In a non-technical example, imagine owning an older car that has served well but is due for retirement in three months. In three months you plan to invest in a new car because the old one is no longer cost effective due to continuous maintenance needs, lower efficiency and so forth. But before your three month plan to buy a new car comes around, the old car suffers a minor failure and now requires a significant investment to keep it running. Putting money into the old car would be an new investment in the technical debt. Rather than spending a large amount of money to make an old car run for a few months, moving up the time table to buy the new one is obviously drastically more financially sound. With cars, we see this easily (in most cases.) We save money, potentially a lot of it, by quickly buying a new car. If we were to invest heavily in the old one, we either lose that investment in a few months or we risk changes our solid financial planning for the purchase of a new car that was already made. Both cases are bad financially.

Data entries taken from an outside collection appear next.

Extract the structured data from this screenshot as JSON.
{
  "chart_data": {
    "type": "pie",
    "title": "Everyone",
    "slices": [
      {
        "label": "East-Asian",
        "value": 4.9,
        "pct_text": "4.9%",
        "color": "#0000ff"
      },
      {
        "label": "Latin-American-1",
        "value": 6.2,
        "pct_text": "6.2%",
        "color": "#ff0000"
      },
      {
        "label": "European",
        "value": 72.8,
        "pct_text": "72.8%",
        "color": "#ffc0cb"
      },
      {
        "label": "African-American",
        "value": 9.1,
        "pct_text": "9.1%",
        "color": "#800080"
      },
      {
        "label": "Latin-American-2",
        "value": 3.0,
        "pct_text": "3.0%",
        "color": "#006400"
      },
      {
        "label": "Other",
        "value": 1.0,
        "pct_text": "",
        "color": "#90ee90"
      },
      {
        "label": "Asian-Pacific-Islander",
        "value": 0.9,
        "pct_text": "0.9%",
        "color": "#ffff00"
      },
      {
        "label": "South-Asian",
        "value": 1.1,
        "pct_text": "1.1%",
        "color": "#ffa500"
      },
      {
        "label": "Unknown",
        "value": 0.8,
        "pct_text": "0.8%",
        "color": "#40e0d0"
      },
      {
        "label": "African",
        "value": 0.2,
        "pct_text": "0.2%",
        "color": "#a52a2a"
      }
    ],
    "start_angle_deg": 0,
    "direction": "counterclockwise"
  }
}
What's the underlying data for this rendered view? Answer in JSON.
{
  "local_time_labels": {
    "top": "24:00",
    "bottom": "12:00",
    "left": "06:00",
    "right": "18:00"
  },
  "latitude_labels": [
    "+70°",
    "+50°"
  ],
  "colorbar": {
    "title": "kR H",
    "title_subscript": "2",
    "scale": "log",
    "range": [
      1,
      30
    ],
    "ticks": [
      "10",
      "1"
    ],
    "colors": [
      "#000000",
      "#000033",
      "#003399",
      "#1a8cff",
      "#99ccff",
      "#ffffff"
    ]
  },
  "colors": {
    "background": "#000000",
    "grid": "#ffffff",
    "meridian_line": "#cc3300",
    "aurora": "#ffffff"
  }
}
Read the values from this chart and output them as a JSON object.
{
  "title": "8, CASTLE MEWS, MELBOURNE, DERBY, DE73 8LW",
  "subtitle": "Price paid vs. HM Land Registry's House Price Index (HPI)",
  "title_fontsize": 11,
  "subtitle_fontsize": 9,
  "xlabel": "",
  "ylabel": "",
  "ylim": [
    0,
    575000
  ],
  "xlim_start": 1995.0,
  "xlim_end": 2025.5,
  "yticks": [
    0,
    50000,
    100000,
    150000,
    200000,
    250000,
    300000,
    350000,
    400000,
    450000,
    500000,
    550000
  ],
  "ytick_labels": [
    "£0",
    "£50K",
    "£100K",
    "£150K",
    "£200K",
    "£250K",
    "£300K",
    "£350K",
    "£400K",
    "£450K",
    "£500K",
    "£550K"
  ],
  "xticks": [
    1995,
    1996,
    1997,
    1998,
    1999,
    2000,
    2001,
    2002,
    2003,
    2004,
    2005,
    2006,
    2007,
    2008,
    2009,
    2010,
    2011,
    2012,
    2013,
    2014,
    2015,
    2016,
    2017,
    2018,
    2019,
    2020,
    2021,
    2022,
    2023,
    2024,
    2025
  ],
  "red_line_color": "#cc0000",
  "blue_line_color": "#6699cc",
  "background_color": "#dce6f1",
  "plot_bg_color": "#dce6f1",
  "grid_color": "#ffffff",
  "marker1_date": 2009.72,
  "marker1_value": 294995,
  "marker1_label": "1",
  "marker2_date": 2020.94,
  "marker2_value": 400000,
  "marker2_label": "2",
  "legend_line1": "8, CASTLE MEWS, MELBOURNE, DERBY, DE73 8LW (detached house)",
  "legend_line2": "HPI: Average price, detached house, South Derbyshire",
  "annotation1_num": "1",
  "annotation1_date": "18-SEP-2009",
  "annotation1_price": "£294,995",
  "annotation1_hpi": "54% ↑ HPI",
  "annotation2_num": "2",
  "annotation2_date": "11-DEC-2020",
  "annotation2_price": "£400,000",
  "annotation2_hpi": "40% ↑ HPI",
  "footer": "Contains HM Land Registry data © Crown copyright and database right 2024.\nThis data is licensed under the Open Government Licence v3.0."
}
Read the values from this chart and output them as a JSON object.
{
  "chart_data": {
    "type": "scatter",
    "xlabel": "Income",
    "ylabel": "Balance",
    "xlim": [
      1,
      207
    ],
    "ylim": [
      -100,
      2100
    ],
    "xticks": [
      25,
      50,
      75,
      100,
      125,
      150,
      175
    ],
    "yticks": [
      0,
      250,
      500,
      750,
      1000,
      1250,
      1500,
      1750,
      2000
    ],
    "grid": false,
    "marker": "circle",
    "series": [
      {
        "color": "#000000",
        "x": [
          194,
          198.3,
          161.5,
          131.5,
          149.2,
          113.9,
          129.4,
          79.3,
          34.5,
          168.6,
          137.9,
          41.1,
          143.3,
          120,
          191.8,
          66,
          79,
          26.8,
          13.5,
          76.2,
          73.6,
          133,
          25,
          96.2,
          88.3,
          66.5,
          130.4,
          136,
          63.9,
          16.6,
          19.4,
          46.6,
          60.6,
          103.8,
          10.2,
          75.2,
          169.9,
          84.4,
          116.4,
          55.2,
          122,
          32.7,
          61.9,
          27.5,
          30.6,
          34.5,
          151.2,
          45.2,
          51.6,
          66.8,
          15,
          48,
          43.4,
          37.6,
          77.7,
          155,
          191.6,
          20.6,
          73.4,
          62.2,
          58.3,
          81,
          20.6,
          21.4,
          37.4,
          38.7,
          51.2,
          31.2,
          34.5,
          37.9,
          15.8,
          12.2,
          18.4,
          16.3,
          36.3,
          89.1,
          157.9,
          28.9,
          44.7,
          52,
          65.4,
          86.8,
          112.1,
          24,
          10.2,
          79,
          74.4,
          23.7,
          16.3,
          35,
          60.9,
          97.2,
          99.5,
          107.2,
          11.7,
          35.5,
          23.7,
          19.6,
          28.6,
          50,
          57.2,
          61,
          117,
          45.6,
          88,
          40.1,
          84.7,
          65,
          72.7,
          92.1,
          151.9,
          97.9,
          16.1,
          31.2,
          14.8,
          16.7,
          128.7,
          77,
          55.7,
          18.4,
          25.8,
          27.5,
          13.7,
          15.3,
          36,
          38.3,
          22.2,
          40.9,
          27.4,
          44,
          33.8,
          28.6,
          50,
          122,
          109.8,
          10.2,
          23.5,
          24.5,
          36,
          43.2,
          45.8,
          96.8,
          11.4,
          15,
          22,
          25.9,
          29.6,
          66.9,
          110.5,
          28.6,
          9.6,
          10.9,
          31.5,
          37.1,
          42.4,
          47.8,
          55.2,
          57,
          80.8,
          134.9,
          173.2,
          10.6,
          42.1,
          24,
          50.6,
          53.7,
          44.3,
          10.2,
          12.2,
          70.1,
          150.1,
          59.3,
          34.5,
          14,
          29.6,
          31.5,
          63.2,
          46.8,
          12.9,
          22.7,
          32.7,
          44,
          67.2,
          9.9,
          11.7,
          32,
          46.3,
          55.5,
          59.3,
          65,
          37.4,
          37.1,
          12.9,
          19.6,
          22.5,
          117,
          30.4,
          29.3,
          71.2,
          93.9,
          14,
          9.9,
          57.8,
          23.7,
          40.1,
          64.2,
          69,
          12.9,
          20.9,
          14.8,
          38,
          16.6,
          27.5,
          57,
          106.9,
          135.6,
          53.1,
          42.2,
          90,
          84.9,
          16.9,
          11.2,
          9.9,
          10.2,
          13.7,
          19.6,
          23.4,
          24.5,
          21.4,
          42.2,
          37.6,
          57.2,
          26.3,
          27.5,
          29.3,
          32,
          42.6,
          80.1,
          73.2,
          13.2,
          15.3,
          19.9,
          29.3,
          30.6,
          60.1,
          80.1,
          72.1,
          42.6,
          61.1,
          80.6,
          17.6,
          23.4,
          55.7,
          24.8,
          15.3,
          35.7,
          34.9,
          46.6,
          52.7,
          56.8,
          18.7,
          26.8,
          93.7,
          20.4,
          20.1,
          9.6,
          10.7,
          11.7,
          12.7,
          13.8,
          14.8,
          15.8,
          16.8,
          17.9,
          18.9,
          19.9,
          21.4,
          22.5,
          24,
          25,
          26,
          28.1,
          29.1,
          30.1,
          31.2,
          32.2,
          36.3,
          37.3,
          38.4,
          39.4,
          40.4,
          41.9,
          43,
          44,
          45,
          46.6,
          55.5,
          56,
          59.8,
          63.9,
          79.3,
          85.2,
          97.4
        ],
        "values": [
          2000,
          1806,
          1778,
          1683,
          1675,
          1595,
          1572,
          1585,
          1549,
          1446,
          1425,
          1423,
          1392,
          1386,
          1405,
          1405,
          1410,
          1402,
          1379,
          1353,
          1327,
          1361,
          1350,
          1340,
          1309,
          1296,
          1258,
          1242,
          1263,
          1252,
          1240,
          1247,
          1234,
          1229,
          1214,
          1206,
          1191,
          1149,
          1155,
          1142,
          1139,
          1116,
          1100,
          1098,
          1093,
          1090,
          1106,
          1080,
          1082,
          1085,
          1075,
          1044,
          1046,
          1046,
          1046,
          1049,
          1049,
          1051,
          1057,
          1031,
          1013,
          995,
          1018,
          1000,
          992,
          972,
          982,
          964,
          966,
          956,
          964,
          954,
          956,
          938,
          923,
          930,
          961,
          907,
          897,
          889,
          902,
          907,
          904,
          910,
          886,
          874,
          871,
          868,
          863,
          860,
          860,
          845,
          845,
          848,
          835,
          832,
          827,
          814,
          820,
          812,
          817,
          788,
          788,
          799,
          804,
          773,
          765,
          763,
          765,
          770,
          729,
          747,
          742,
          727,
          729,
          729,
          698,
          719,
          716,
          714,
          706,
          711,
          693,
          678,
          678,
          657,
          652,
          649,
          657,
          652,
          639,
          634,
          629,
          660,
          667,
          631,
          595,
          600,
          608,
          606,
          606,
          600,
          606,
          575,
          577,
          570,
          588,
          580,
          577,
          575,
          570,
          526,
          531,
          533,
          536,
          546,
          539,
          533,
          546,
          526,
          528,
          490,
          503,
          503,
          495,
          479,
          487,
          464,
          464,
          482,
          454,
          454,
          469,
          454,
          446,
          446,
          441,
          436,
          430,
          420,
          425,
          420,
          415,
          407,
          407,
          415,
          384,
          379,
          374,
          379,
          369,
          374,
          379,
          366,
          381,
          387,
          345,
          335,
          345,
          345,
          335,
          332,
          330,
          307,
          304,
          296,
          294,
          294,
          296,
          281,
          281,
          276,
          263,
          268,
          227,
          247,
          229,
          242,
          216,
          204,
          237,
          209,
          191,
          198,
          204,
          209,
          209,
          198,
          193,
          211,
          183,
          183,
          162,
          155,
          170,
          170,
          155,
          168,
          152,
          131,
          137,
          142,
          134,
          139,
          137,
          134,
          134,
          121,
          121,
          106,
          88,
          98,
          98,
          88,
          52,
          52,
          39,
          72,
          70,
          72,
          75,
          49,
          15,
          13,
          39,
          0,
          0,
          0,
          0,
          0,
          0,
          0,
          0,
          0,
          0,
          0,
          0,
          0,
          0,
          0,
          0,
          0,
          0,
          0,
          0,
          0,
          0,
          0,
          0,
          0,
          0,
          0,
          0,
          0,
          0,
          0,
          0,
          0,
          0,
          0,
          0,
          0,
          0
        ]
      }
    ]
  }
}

IT works the same way. Spending a large sum of money to maintain an old email system six months before a planned migration to a hosted email system would likely be very foolish. The investment is either lost nearly immediately when the old system is decommissioned or it undermines our good planning processes and leads us to not migrate as planned and do a sub-par job for our businesses because we allowed technical debt to drive our decision making rather than proper planning.
Often a poor triage operation or improper authority to triage players can be the factor that causes emergency technical debt investments rather than rapid future looking investments. This is only one area where major improvements may address issues, but it is a major one. This can also be mitigated, in some cases, through “what if” planning to have investment plans in place contingent on common or expected emergencies that might arise, which may be as simple as capacity expansion needs due to growth that happen before systems planning comes into play.
Another great example of common technical debt is server storage capacity expansion. This is a scenario that I see with some frequency and demonstrates technical debt well. It is common for a company to purchase servers that lack large internal storage capacity. Either immediately or sometime down the road more capacity is needed. If this happens immediately we can see that the server purchased was a form of technical debt in improper design and obviously represents a flaw in the planning and purchasing process.
But a more common example is needing to expand storage two or three years after a server has been purchased. Common expansion choices include adding an external storage array to attach to the server or modifying the server to accept more local storage. Both of these approaches tend to be large investments in an already old server, a server that is easily forty percent or higher through its useful lifespan. In many cases the same or only slightly higher investment in a completely new server can result in new hardware, faster CPUs, more RAM, the storage needed, purpose designed and built, aligned and refreshed support lifespan, smaller datacenter footprint, lower power consumption, newer technologies and features, better vendor relationships and more all while retaining the original server to reuse, retire or resell. One way spends money supporting the past, the other often can spend comparable money on the future.
Technical debt is a crippling factor for many businesses. It increases the cost of IT, sometimes significantly, and can lead to high levels of risk through a lack of planning and most spending being emergency based.